EXHIBIT REVIEW: "Grace Notes" @ the Rosenbach Museum
In his illustrations for everything from picture books to opera sets, Maurice Sendak has been powerfully influenced by classical music. “I believe that the music is telling you what to do all the time,” Sendak says, calling Mozart his “savior” from age 16. A fun new exhibit at the Rosenbach Museum explores the effect of music on his work.
The exhibit pulls together drafts and completed versions of many of Sendak’s pieces, including well-known works like In the Night Kitchen and Really Rosie, and his lesser-known album cover designs. The exhibit revealed a side of Sendak’s work I’d never thought much about, one that remains “largely unexamined,” a plaque said. Sendak has been so involved with music that he often marked up the margins of his drawings with notes on what he’d been listening to at the time.
That practice led to perhaps the most fascinating part of the exhibition. Hung on the wall are various illustrations with these margin notes (the indecipherable handwriting is translated). As you examine the artwork, you can press a button on a nearby computer screen to listen to the very piece that inspired Sendak — and see if you can hear links between the music and what’s on the page. Also provided is a laminated sheet containing a number of musicians’ detailed reactions as they made the comparison themselves.
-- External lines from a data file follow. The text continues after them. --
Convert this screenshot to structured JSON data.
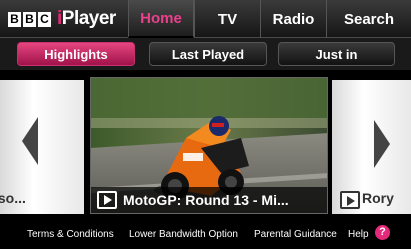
{
  "brand": {
    "bbc_letters": [
      "B",
      "B",
      "C"
    ],
    "iplayer_text": "iPlayer",
    "accent_color": "#e5297a"
  },
  "nav": {
    "tabs": [
      {
        "label": "Home",
        "selected": true
      },
      {
        "label": "TV",
        "selected": false
      },
      {
        "label": "Radio",
        "selected": false
      },
      {
        "label": "Search",
        "selected": false
      }
    ]
  },
  "subnav": {
    "buttons": [
      {
        "label": "Highlights",
        "selected": true
      },
      {
        "label": "Last Played",
        "selected": false
      },
      {
        "label": "Just in",
        "selected": false
      }
    ]
  },
  "carousel": {
    "left_label": "iso...",
    "featured_title": "MotoGP: Round 13 - Mi...",
    "right_label": "Rory"
  },
  "footer": {
    "terms": "Terms & Conditions",
    "bandwidth": "Lower Bandwidth Option",
    "guidance": "Parental Guidance",
    "help": "Help",
    "help_icon": "?"
  }
}
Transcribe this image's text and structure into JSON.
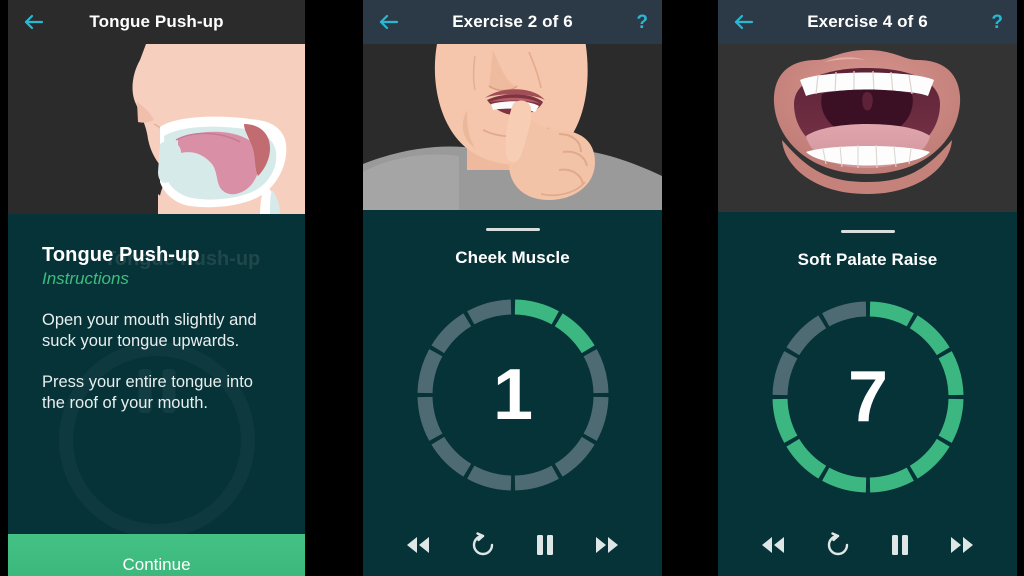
{
  "theme": {
    "panel_bg": "#063338",
    "header_dark": "#2b2b2b",
    "header_navy": "#2c3a47",
    "accent_cyan": "#28b8d4",
    "accent_green": "#3fbd7f",
    "ring_green": "#3db782",
    "ring_gray": "#4e6b73",
    "hero_bg": "#2b2b2b",
    "text_white": "#ffffff"
  },
  "panels": [
    {
      "id": "instructions",
      "header": {
        "title": "Tongue Push-up",
        "back_icon": "arrow-left-icon",
        "help_icon": null
      },
      "hero": {
        "illustration": "head-profile-tongue-anatomy-illustration"
      },
      "ghost_title": "Tongue Push-up",
      "title": "Tongue Push-up",
      "subtitle": "Instructions",
      "paragraphs": [
        "Open your mouth slightly and suck your tongue upwards.",
        "Press your entire tongue into the roof of your mouth."
      ],
      "continue_label": "Continue"
    },
    {
      "id": "exercise-2",
      "header": {
        "title": "Exercise 2 of 6",
        "back_icon": "arrow-left-icon",
        "help_icon": "question-mark-icon"
      },
      "hero": {
        "illustration": "person-finger-in-mouth-illustration"
      },
      "title": "Cheek Muscle",
      "timer": {
        "count": "1",
        "segments_total": 12,
        "segments_filled": 2
      },
      "controls": [
        {
          "name": "rewind-button",
          "icon": "rewind-icon"
        },
        {
          "name": "restart-button",
          "icon": "restart-icon"
        },
        {
          "name": "pause-button",
          "icon": "pause-icon"
        },
        {
          "name": "fast-forward-button",
          "icon": "fast-forward-icon"
        }
      ]
    },
    {
      "id": "exercise-4",
      "header": {
        "title": "Exercise 4 of 6",
        "back_icon": "arrow-left-icon",
        "help_icon": "question-mark-icon"
      },
      "hero": {
        "illustration": "open-mouth-soft-palate-illustration"
      },
      "title": "Soft Palate Raise",
      "timer": {
        "count": "7",
        "segments_total": 12,
        "segments_filled": 9
      },
      "controls": [
        {
          "name": "rewind-button",
          "icon": "rewind-icon"
        },
        {
          "name": "restart-button",
          "icon": "restart-icon"
        },
        {
          "name": "pause-button",
          "icon": "pause-icon"
        },
        {
          "name": "fast-forward-button",
          "icon": "fast-forward-icon"
        }
      ]
    }
  ]
}
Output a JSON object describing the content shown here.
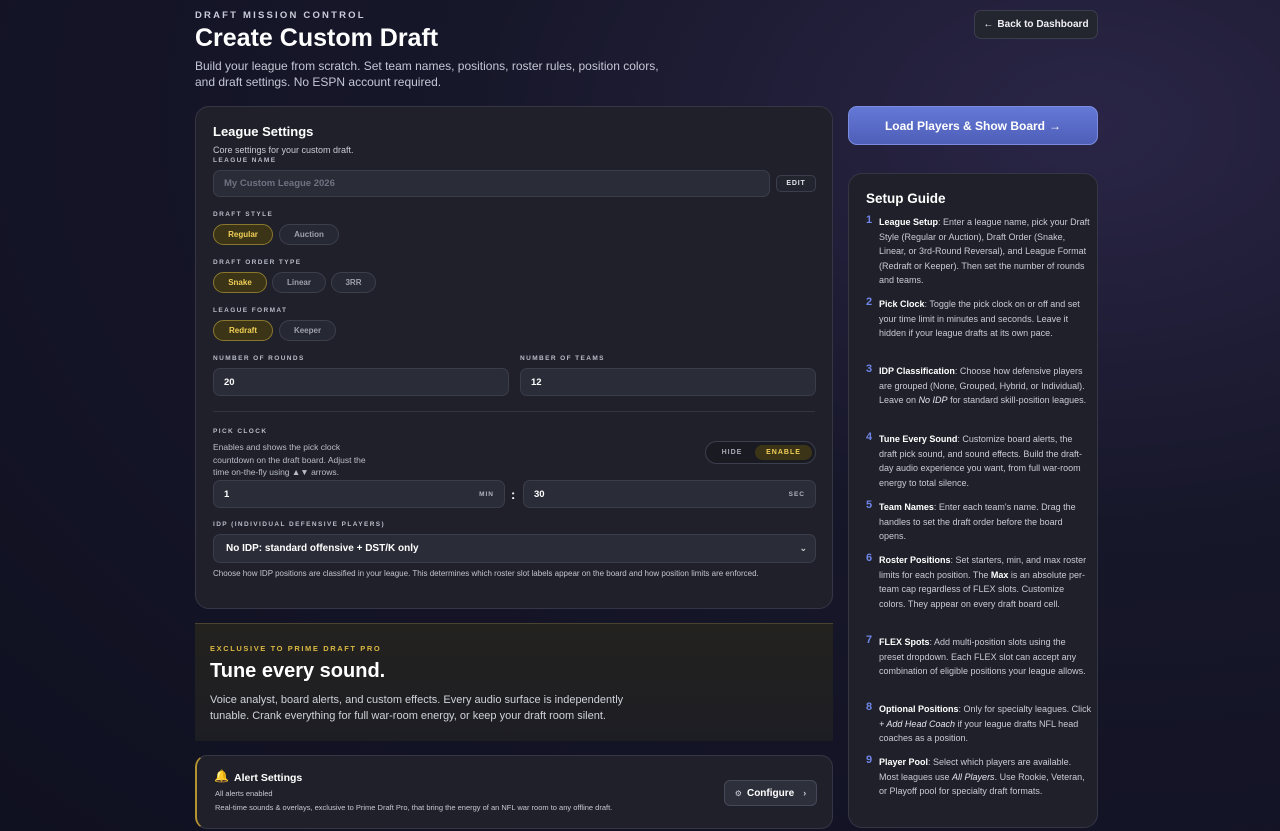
{
  "header": {
    "eyebrow": "DRAFT MISSION CONTROL",
    "title": "Create Custom Draft",
    "subtitle": "Build your league from scratch. Set team names, positions, roster rules, position colors, and draft settings. No ESPN account required.",
    "back_label": "Back to Dashboard",
    "back_icon": "←"
  },
  "settings": {
    "title": "League Settings",
    "subtitle": "Core settings for your custom draft.",
    "league_name": {
      "label": "LEAGUE NAME",
      "placeholder": "My Custom League 2026",
      "edit_label": "EDIT"
    },
    "draft_style": {
      "label": "DRAFT STYLE",
      "options": [
        "Regular",
        "Auction"
      ],
      "selected": "Regular"
    },
    "draft_order": {
      "label": "DRAFT ORDER TYPE",
      "options": [
        "Snake",
        "Linear",
        "3RR"
      ],
      "selected": "Snake"
    },
    "league_format": {
      "label": "LEAGUE FORMAT",
      "options": [
        "Redraft",
        "Keeper"
      ],
      "selected": "Redraft"
    },
    "rounds": {
      "label": "NUMBER OF ROUNDS",
      "value": "20"
    },
    "teams": {
      "label": "NUMBER OF TEAMS",
      "value": "12"
    },
    "pick_clock": {
      "label": "PICK CLOCK",
      "description": "Enables and shows the pick clock countdown on the draft board. Adjust the time on-the-fly using ▲▼ arrows.",
      "toggle_off": "HIDE",
      "toggle_on": "ENABLE",
      "toggle_state": "ENABLE",
      "minutes": "1",
      "min_unit": "MIN",
      "seconds": "30",
      "sec_unit": "SEC",
      "separator": ":"
    },
    "idp": {
      "label": "IDP (INDIVIDUAL DEFENSIVE PLAYERS)",
      "selected": "No IDP: standard offensive + DST/K only",
      "help": "Choose how IDP positions are classified in your league. This determines which roster slot labels appear on the board and how position limits are enforced."
    }
  },
  "promo": {
    "eyebrow": "EXCLUSIVE TO PRIME DRAFT PRO",
    "title": "Tune every sound.",
    "description": "Voice analyst, board alerts, and custom effects. Every audio surface is independently tunable. Crank everything for full war-room energy, or keep your draft room silent."
  },
  "alerts": {
    "icon": "bell-icon",
    "title": "Alert Settings",
    "status": "All alerts enabled",
    "description": "Real-time sounds & overlays, exclusive to Prime Draft Pro, that bring the energy of an NFL war room to any offline draft.",
    "configure_label": "Configure",
    "configure_icon": "gear-icon"
  },
  "load_button": {
    "label": "Load Players & Show Board",
    "icon": "→"
  },
  "guide": {
    "title": "Setup Guide",
    "steps": [
      {
        "num": "1",
        "title": "League Setup",
        "text": "Enter a league name, pick your Draft Style (Regular or Auction), Draft Order (Snake, Linear, or 3rd-Round Reversal), and League Format (Redraft or Keeper). Then set the number of rounds and teams."
      },
      {
        "num": "2",
        "title": "Pick Clock",
        "text": "Toggle the pick clock on or off and set your time limit in minutes and seconds. Leave it hidden if your league drafts at its own pace."
      },
      {
        "num": "3",
        "title": "IDP Classification",
        "text_a": "Choose how defensive players are grouped (None, Grouped, Hybrid, or Individual). Leave on ",
        "em": "No IDP",
        "text_b": " for standard skill-position leagues."
      },
      {
        "num": "4",
        "title": "Tune Every Sound",
        "text": "Customize board alerts, the draft pick sound, and sound effects. Build the draft-day audio experience you want, from full war-room energy to total silence."
      },
      {
        "num": "5",
        "title": "Team Names",
        "text": "Enter each team's name. Drag the handles to set the draft order before the board opens."
      },
      {
        "num": "6",
        "title": "Roster Positions",
        "text_a": "Set starters, min, and max roster limits for each position. The ",
        "strong": "Max",
        "text_b": " is an absolute per-team cap regardless of FLEX slots. Customize colors. They appear on every draft board cell."
      },
      {
        "num": "7",
        "title": "FLEX Spots",
        "text": "Add multi-position slots using the preset dropdown. Each FLEX slot can accept any combination of eligible positions your league allows."
      },
      {
        "num": "8",
        "title": "Optional Positions",
        "text_a": "Only for specialty leagues. Click ",
        "em": "+ Add Head Coach",
        "text_b": " if your league drafts NFL head coaches as a position."
      },
      {
        "num": "9",
        "title": "Player Pool",
        "text_a": "Select which players are available. Most leagues use ",
        "em": "All Players",
        "text_b": ". Use Rookie, Veteran, or Playoff pool for specialty draft formats."
      }
    ]
  },
  "colors": {
    "accent_gold": "#f0cf55",
    "accent_blue": "#6f86e8",
    "card_bg": "#1f2029"
  }
}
Music also has a direct influence on his work, particularly where rhythm is concerned. For children, one plaque noted, music is everywhere, “from television shows and classroom rhymes to made-up verses and random whistling.” Sendak has been inspired by children’s relationship to music, and uses it in his books, employing rhythmic words on the page to capture children’s imaginations. The exhibit contains a number of drafts of his writing in which he worked out the right rhythms to use.
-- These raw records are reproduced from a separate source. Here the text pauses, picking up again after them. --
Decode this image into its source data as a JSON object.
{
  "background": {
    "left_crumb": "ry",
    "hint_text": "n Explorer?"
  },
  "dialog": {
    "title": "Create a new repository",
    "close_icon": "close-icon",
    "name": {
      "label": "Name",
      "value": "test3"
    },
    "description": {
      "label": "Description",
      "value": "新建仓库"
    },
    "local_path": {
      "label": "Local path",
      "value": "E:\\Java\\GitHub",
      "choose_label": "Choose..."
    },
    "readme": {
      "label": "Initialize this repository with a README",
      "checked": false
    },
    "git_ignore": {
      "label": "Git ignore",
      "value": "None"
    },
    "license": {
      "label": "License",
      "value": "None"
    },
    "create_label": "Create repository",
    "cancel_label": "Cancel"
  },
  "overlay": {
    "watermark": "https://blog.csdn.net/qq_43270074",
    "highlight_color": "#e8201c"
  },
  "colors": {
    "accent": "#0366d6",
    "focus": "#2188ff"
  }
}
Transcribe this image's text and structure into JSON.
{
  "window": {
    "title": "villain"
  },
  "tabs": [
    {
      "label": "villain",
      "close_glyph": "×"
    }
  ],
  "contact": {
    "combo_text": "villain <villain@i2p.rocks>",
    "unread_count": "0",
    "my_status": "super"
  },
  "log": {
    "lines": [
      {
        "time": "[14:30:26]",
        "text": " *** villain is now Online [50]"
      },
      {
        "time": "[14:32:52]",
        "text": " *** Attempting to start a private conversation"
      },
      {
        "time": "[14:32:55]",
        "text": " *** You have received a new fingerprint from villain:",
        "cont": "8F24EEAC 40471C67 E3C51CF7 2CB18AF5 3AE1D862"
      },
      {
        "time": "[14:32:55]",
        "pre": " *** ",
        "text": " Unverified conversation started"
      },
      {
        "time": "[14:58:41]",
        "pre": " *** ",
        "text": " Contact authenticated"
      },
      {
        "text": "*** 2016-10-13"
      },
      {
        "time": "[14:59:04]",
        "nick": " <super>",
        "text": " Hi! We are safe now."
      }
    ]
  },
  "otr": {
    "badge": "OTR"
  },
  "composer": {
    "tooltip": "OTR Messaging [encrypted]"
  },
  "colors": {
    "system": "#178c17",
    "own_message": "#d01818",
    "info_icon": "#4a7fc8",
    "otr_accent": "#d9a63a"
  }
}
Seeing the artist’s handwriting with no illustrations provides a particular sense of intimacy with the work: it’s as if you’re in the studio with him, watching a project develop. The feeling of intimacy is heightened by the fact that the exhibit is in a small side room — and when I was there, I was the only one. Visit the exhibit to get up close and personal with another side of Sendak.
Tues.-Sun. through Aug. 7, $5-$10, Rosenbach Museum & Library, 2008-2010 Delancey Place, rosenbach.org.